|SPAETE, L - Idaho State University
|GLENN, N - Idaho State University
|DERRYBERRY, D - Idaho State University
|SANKEY, T - Idaho State University
Submitted to: International Journal of Remote Sensing
Publication Type: Peer Reviewed Journal
Publication Acceptance Date: 8/10/2010
Publication Date: 12/1/2011
Citation: Spaete, L.P., Glenn, N.F., Derryberry, D.R., Sankey, T.T., Hardegree, S.P. 2011. Vegetation and slope effects on accuracy of a LiDAR-derived DEM in the sagebrush steppe. International Journal of Remote Sensing. 2(4):317-326.
Interpretive Summary: LiDAR is a remote sensing tool for measuring topography, but it can also be used to estimate vegetation-canopy characteristics. Most vegetation applications, however, have been for relatively tall, forested vegetation. Shorter vegetation, of the type typically found in semi-arid rangelands, is sometimes difficult to distinguish from the underlying ground. In this study, LiDAR measurements were compared to detailed ground measurements to determine whether low-lying vegetation causes errors in estimates of ground topography, and whether these errors are affected by slope. Topographic errors were found to be relatively greater for shorter vegetation, and in areas with relatively low slope. At this time, detection of low-stature semi-arid shrubs is very near the detection threshold of LiDAR technology. Improvements in LiDAR-detection systems will greatly enhance our ability to understand and characterize these extensive semi-arid plant communities.
Technical Abstract: This study analyzed the errors associated with vegetation cover type and slope on a LiDAR derived DEM in a semiarid environment in southwestern Idaho, USA. Reference data were collected over a range of vegetation cover types and slopes.
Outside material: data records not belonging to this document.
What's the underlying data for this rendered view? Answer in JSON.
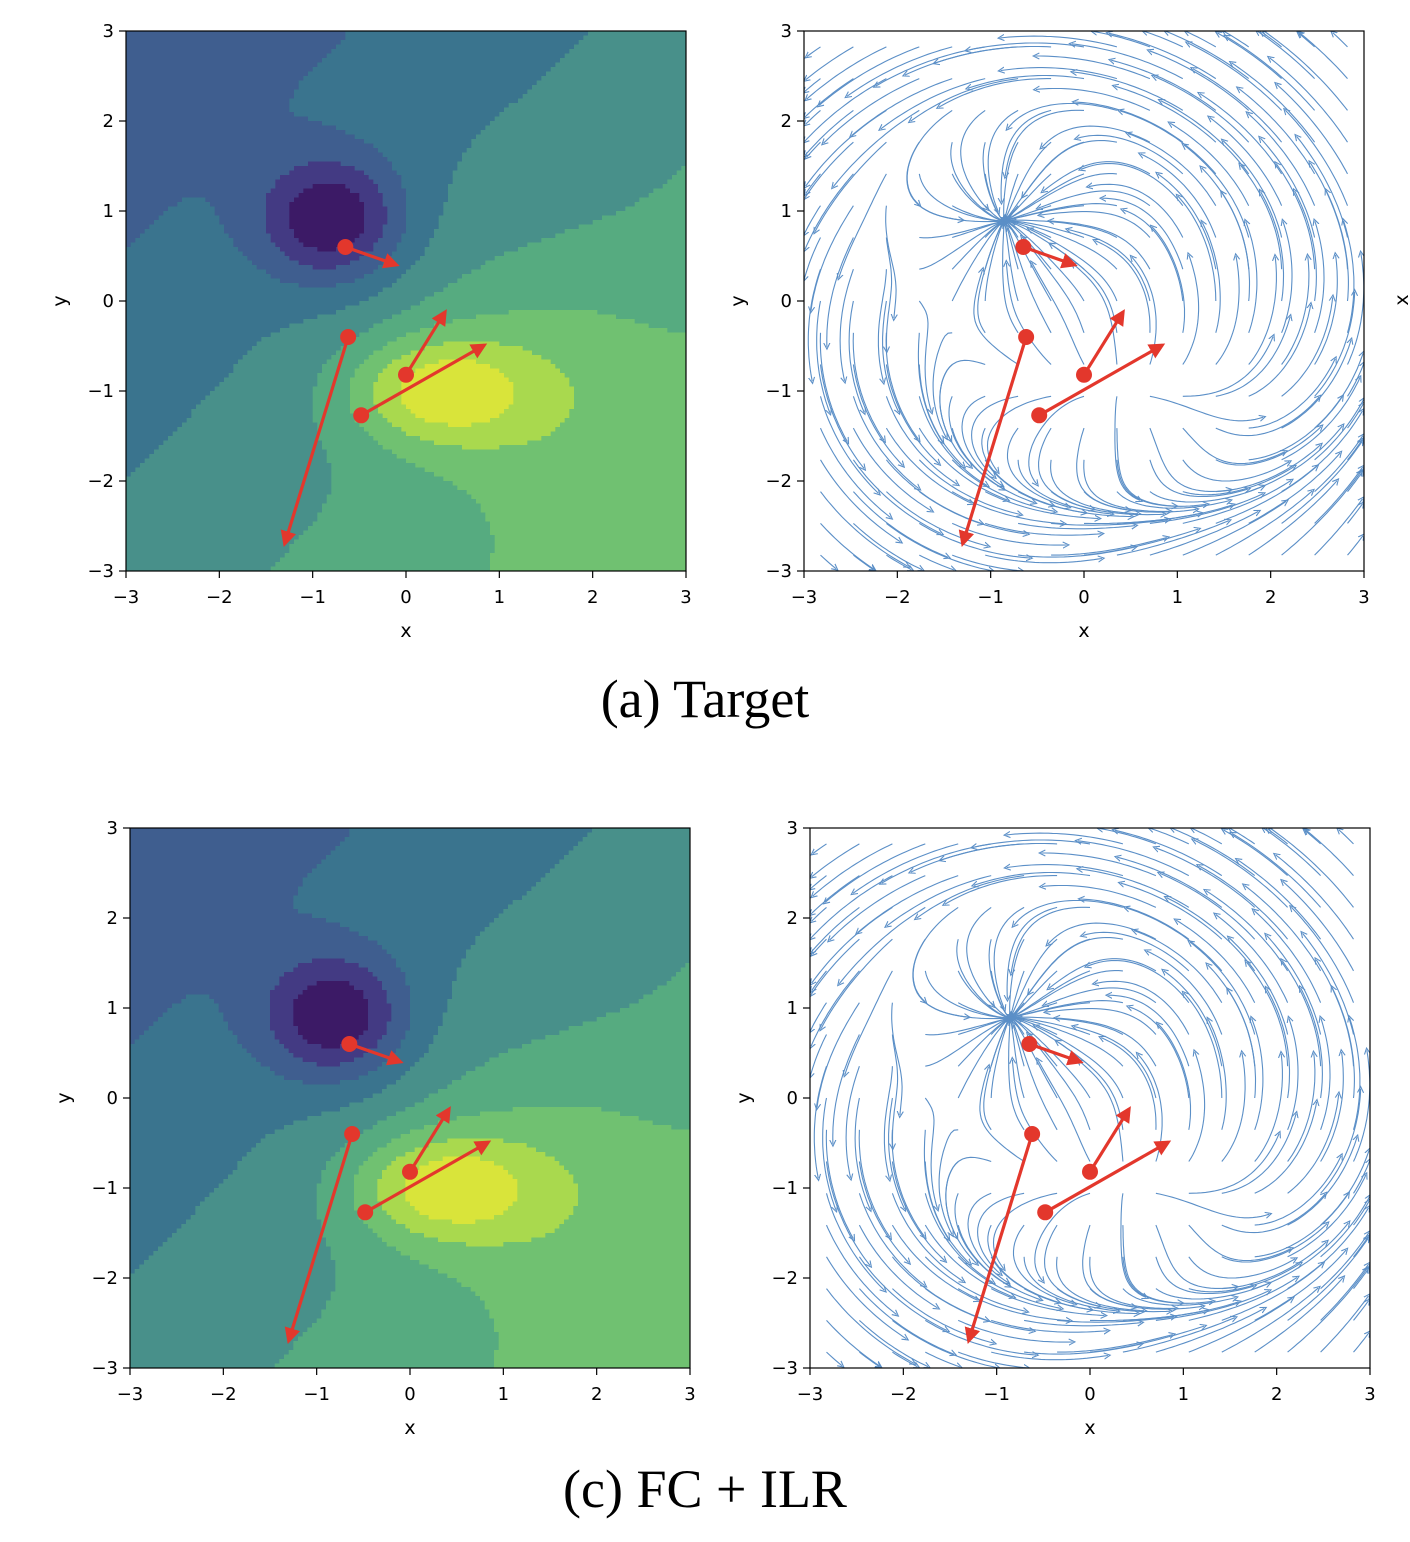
{
  "captions": {
    "top": "(a) Target",
    "bottom": "(c) FC + ILR"
  },
  "stray_mark": "x",
  "colors": {
    "contour_levels": [
      "#3c1a66",
      "#433a83",
      "#3f5e8f",
      "#3a748e",
      "#48908a",
      "#56ab80",
      "#70c171",
      "#a9d94e",
      "#d9e43a"
    ],
    "stream": "#5b8fc7",
    "arrow": "#e3372c"
  },
  "chart_data": [
    {
      "type": "contour",
      "panel": "top-left",
      "title": "",
      "xlabel": "x",
      "ylabel": "y",
      "xlim": [
        -3,
        3
      ],
      "ylim": [
        -3,
        3
      ],
      "xticks": [
        "−3",
        "−2",
        "−1",
        "0",
        "1",
        "2",
        "3"
      ],
      "yticks": [
        "−3",
        "−2",
        "−1",
        "0",
        "1",
        "2",
        "3"
      ],
      "minimum": {
        "x": -0.8,
        "y": 0.9
      },
      "maximum": {
        "x": 0.3,
        "y": -1.0
      },
      "points": [
        {
          "x": -0.65,
          "y": 0.6,
          "dx": 0.55,
          "dy": -0.2
        },
        {
          "x": -0.62,
          "y": -0.4,
          "dx": -0.68,
          "dy": -2.3
        },
        {
          "x": 0.0,
          "y": -0.82,
          "dx": 0.42,
          "dy": 0.7
        },
        {
          "x": -0.48,
          "y": -1.27,
          "dx": 1.32,
          "dy": 0.78
        }
      ]
    },
    {
      "type": "streamplot",
      "panel": "top-right",
      "title": "",
      "xlabel": "x",
      "ylabel": "y",
      "xlim": [
        -3,
        3
      ],
      "ylim": [
        -3,
        3
      ],
      "xticks": [
        "−3",
        "−2",
        "−1",
        "0",
        "1",
        "2",
        "3"
      ],
      "yticks": [
        "−3",
        "−2",
        "−1",
        "0",
        "1",
        "2",
        "3"
      ],
      "points": [
        {
          "x": -0.65,
          "y": 0.6,
          "dx": 0.55,
          "dy": -0.2
        },
        {
          "x": -0.62,
          "y": -0.4,
          "dx": -0.68,
          "dy": -2.3
        },
        {
          "x": 0.0,
          "y": -0.82,
          "dx": 0.42,
          "dy": 0.7
        },
        {
          "x": -0.48,
          "y": -1.27,
          "dx": 1.32,
          "dy": 0.78
        }
      ]
    },
    {
      "type": "contour",
      "panel": "bottom-left",
      "title": "",
      "xlabel": "x",
      "ylabel": "y",
      "xlim": [
        -3,
        3
      ],
      "ylim": [
        -3,
        3
      ],
      "xticks": [
        "−3",
        "−2",
        "−1",
        "0",
        "1",
        "2",
        "3"
      ],
      "yticks": [
        "−3",
        "−2",
        "−1",
        "0",
        "1",
        "2",
        "3"
      ],
      "minimum": {
        "x": -0.8,
        "y": 0.9
      },
      "maximum": {
        "x": 0.3,
        "y": -1.0
      },
      "points": [
        {
          "x": -0.65,
          "y": 0.6,
          "dx": 0.55,
          "dy": -0.2
        },
        {
          "x": -0.62,
          "y": -0.4,
          "dx": -0.68,
          "dy": -2.3
        },
        {
          "x": 0.0,
          "y": -0.82,
          "dx": 0.42,
          "dy": 0.7
        },
        {
          "x": -0.48,
          "y": -1.27,
          "dx": 1.32,
          "dy": 0.78
        }
      ]
    },
    {
      "type": "streamplot",
      "panel": "bottom-right",
      "title": "",
      "xlabel": "x",
      "ylabel": "y",
      "xlim": [
        -3,
        3
      ],
      "ylim": [
        -3,
        3
      ],
      "xticks": [
        "−3",
        "−2",
        "−1",
        "0",
        "1",
        "2",
        "3"
      ],
      "yticks": [
        "−3",
        "−2",
        "−1",
        "0",
        "1",
        "2",
        "3"
      ],
      "points": [
        {
          "x": -0.65,
          "y": 0.6,
          "dx": 0.55,
          "dy": -0.2
        },
        {
          "x": -0.62,
          "y": -0.4,
          "dx": -0.68,
          "dy": -2.3
        },
        {
          "x": 0.0,
          "y": -0.82,
          "dx": 0.42,
          "dy": 0.7
        },
        {
          "x": -0.48,
          "y": -1.27,
          "dx": 1.32,
          "dy": 0.78
        }
      ]
    }
  ]
}
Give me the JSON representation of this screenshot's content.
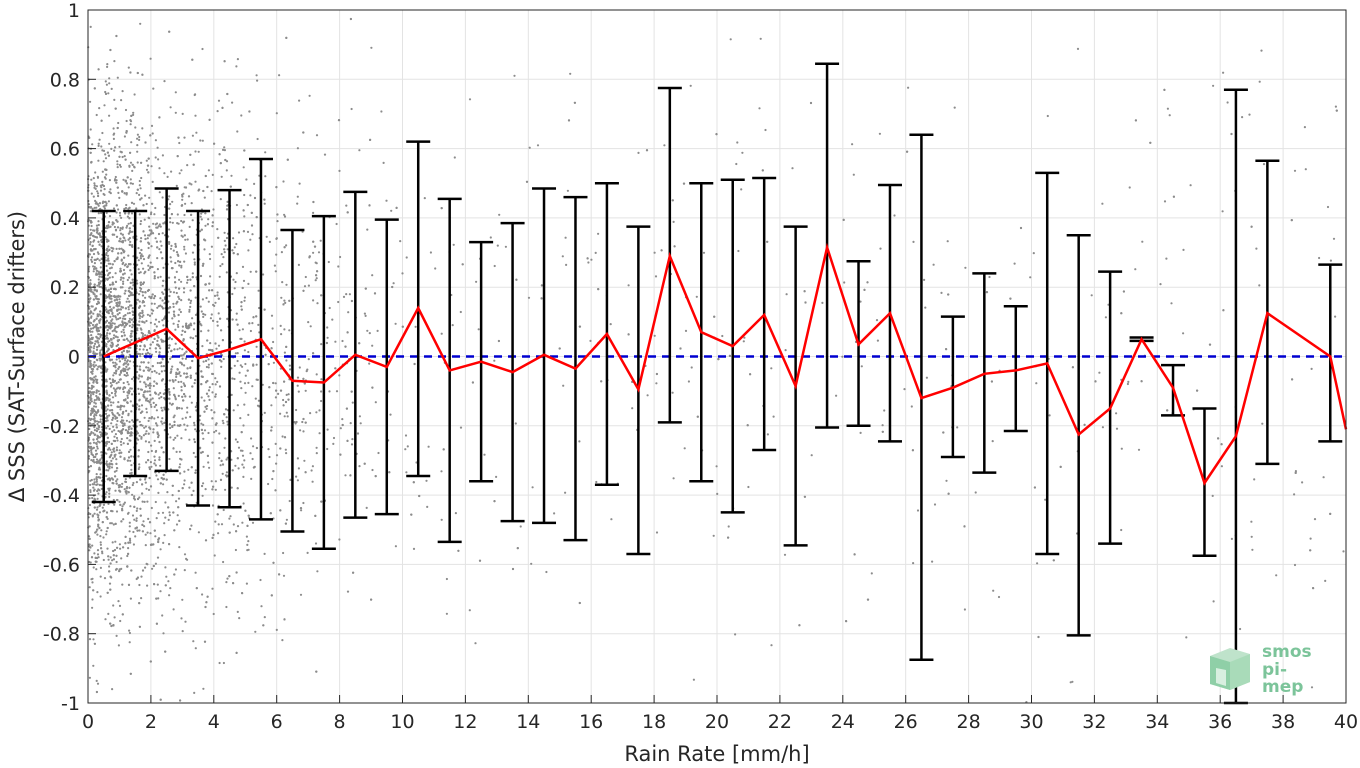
{
  "chart_data": {
    "type": "scatter",
    "xlabel": "Rain Rate [mm/h]",
    "ylabel": "Δ SSS (SAT-Surface drifters)",
    "xlim": [
      0,
      40
    ],
    "ylim": [
      -1,
      1
    ],
    "xticks": [
      0,
      2,
      4,
      6,
      8,
      10,
      12,
      14,
      16,
      18,
      20,
      22,
      24,
      26,
      28,
      30,
      32,
      34,
      36,
      38,
      40
    ],
    "yticks": [
      -1,
      -0.8,
      -0.6,
      -0.4,
      -0.2,
      0,
      0.2,
      0.4,
      0.6,
      0.8,
      1
    ],
    "ytick_labels": [
      "-1",
      "-0.8",
      "-0.6",
      "-0.4",
      "-0.2",
      "0",
      "0.2",
      "0.4",
      "0.6",
      "0.8",
      "1"
    ],
    "grid": true,
    "colors": {
      "scatter": "#8c8c8c",
      "mean_line": "#ff0000",
      "zero_line": "#0000d0",
      "errorbar": "#000000"
    },
    "scatter_note": "dense grey point cloud, densest at low rain rates, thinning toward higher rain rates",
    "series": [
      {
        "kind": "binned_mean_with_errorbars",
        "x": [
          0.5,
          1.5,
          2.5,
          3.5,
          4.5,
          5.5,
          6.5,
          7.5,
          8.5,
          9.5,
          10.5,
          11.5,
          12.5,
          13.5,
          14.5,
          15.5,
          16.5,
          17.5,
          18.5,
          19.5,
          20.5,
          21.5,
          22.5,
          23.5,
          24.5,
          25.5,
          26.5,
          27.5,
          28.5,
          29.5,
          30.5,
          31.5,
          32.5,
          33.5,
          34.5,
          35.5,
          36.5,
          37.5,
          39.5,
          40
        ],
        "mean": [
          0.0,
          0.04,
          0.08,
          -0.005,
          0.02,
          0.05,
          -0.07,
          -0.075,
          0.005,
          -0.03,
          0.14,
          -0.04,
          -0.015,
          -0.045,
          0.005,
          -0.035,
          0.065,
          -0.095,
          0.29,
          0.07,
          0.03,
          0.12,
          -0.085,
          0.315,
          0.035,
          0.125,
          -0.12,
          -0.09,
          -0.05,
          -0.04,
          -0.02,
          -0.225,
          -0.15,
          0.05,
          -0.09,
          -0.365,
          -0.23,
          0.125,
          0.0,
          -0.21
        ],
        "upper": [
          0.42,
          0.42,
          0.485,
          0.42,
          0.48,
          0.57,
          0.365,
          0.405,
          0.475,
          0.395,
          0.62,
          0.455,
          0.33,
          0.385,
          0.485,
          0.46,
          0.5,
          0.375,
          0.775,
          0.5,
          0.51,
          0.515,
          0.375,
          0.845,
          0.275,
          0.495,
          0.64,
          0.115,
          0.24,
          0.145,
          0.53,
          0.35,
          0.245,
          0.055,
          -0.025,
          -0.15,
          0.77,
          0.565,
          0.265,
          null
        ],
        "lower": [
          -0.42,
          -0.345,
          -0.33,
          -0.43,
          -0.435,
          -0.47,
          -0.505,
          -0.555,
          -0.465,
          -0.455,
          -0.345,
          -0.535,
          -0.36,
          -0.475,
          -0.48,
          -0.53,
          -0.37,
          -0.57,
          -0.19,
          -0.36,
          -0.45,
          -0.27,
          -0.545,
          -0.205,
          -0.2,
          -0.245,
          -0.875,
          -0.29,
          -0.335,
          -0.215,
          -0.57,
          -0.805,
          -0.54,
          0.045,
          -0.17,
          -0.575,
          -1.0,
          -0.31,
          -0.245,
          null
        ]
      }
    ],
    "reference_line": {
      "y": 0,
      "style": "dashed"
    }
  },
  "logo": {
    "line1": "smos",
    "line2": "pi-mep"
  }
}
Reference data were compared to ground raster values and Root Mean Square Error (RMSE) was used to quantify errors. Results indicate that vegetation cover type and slope have statistically significant effects on the accuracy of a LiDAR-derived bare earth DEM. RMSE ranged from 0.072 to 0.220 m with the largest RMSE associated with low sagebrush and low slope environments. While the RMSEs in this study were lower than those reported by others, this study suggests that elevation errors in semiarid rangeland studies may equate to a significant portion of the vegetation height. In summary, further refinement of the accuracy of LiDAR systems may be needed for vegetation studies in rangeland environments.